In the acknowledgement section of a thesis or paper, the authors usually thank the funding institution of their research project and people who had significant impact on their publication.

When acknowledging companies/institutions in a publication, should they be informed beforehand? I mean, should authors ask for permissions before acknowledging any names in a publication?


3 Answers 3


If the agency provides funding, and you are not sure about their policy, you can always contact the person who administers your grant to find out.

Some private foundations do have specific requests for acknowledgement. For example, I seem to remember that the Templeton Foundation likes authors to include a statement such as "The opinions expressed here are those of the author and not necessarily those of the John Templeton Foundation."

Your grant agent can surely tell you about this. And they will almost certainly be happy to hear you are publishing something with their support.


As long as you're not publishing their logo, you should be able to print their name in an acknowledgement section. However, if you are getting sponsored by them, it may be necessary (according to terms of agreement(s) or as a courtesy) to show their logo.

  • 6
    Do any funding agencies or corporations actually require including a logo when acknowledging a grant in a research paper? I've never seen this done. Jul 31, 2014 at 2:15
  • I don't know, I'm only speaking as a someone in Law, and what could be expected by a funding agency, not as an academic.
    – Marxos
    Jul 31, 2014 at 2:21
  • I've seen requests from EU agencies that mandate logos - they're omitted where they're not feasible (article in proceedings publications), but mandatory elsewhere - i.e., book or technical report publications, posters, conference presentations. Other agencies may require a specific wording in acknowledgements and listing the specific grant name, instead of simply mentioning the agency.
    – Peteris
    Jul 31, 2014 at 16:23

It likely depends on what field, and what you're acknowledging them for.

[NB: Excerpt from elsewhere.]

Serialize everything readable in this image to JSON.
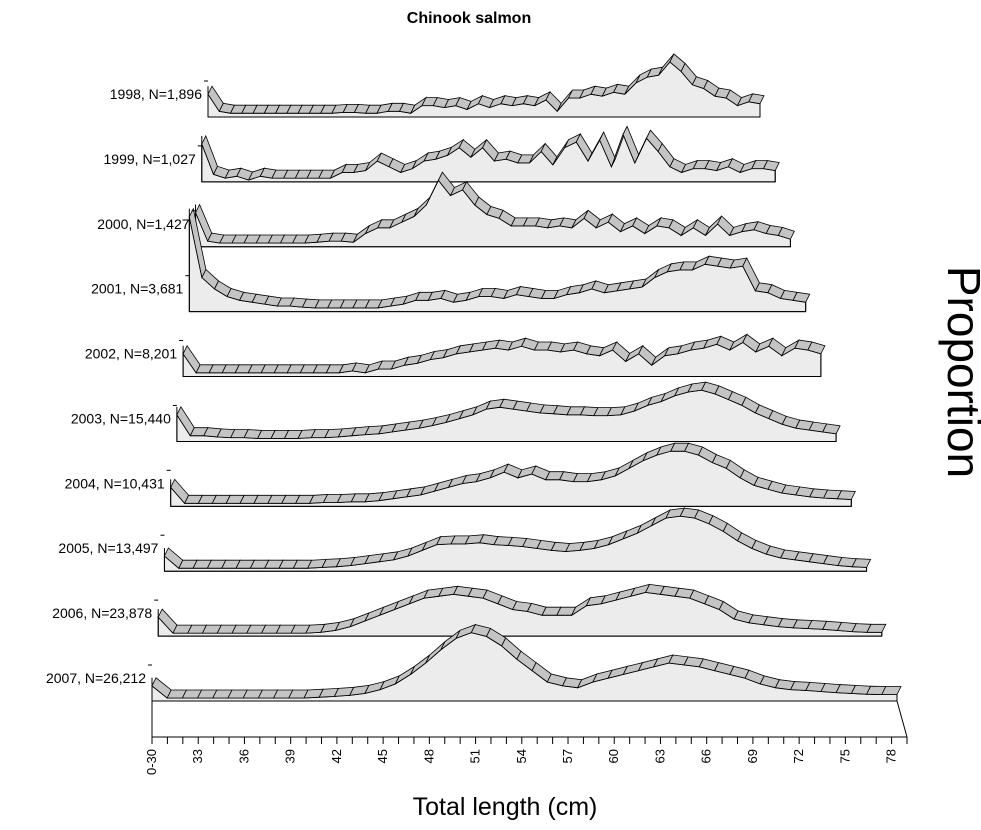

In most medical journals, and as such most journals of "allied" fields like nursing or public health, you must name your funding sources, so institutes and companies take it as assumed that their names will be appearing in publications. One company that's funded projects of mine even provides the boilerplate language in their funding agreement.

If you're acknowledging them for help, or the reasons you'd acknowledge an individual, rather than for funding? Again, likely depends on the field - again, in medicine, many journals consider being in the acknowledgements section to be a tacit approval of the results of the paper, and require you seek permission to put them in the acknowledgements section.

Regardless of whether or not you need to, it's probably decent practice to let them know, especially if they're funding you, because it tells them you're doing productive things with their money.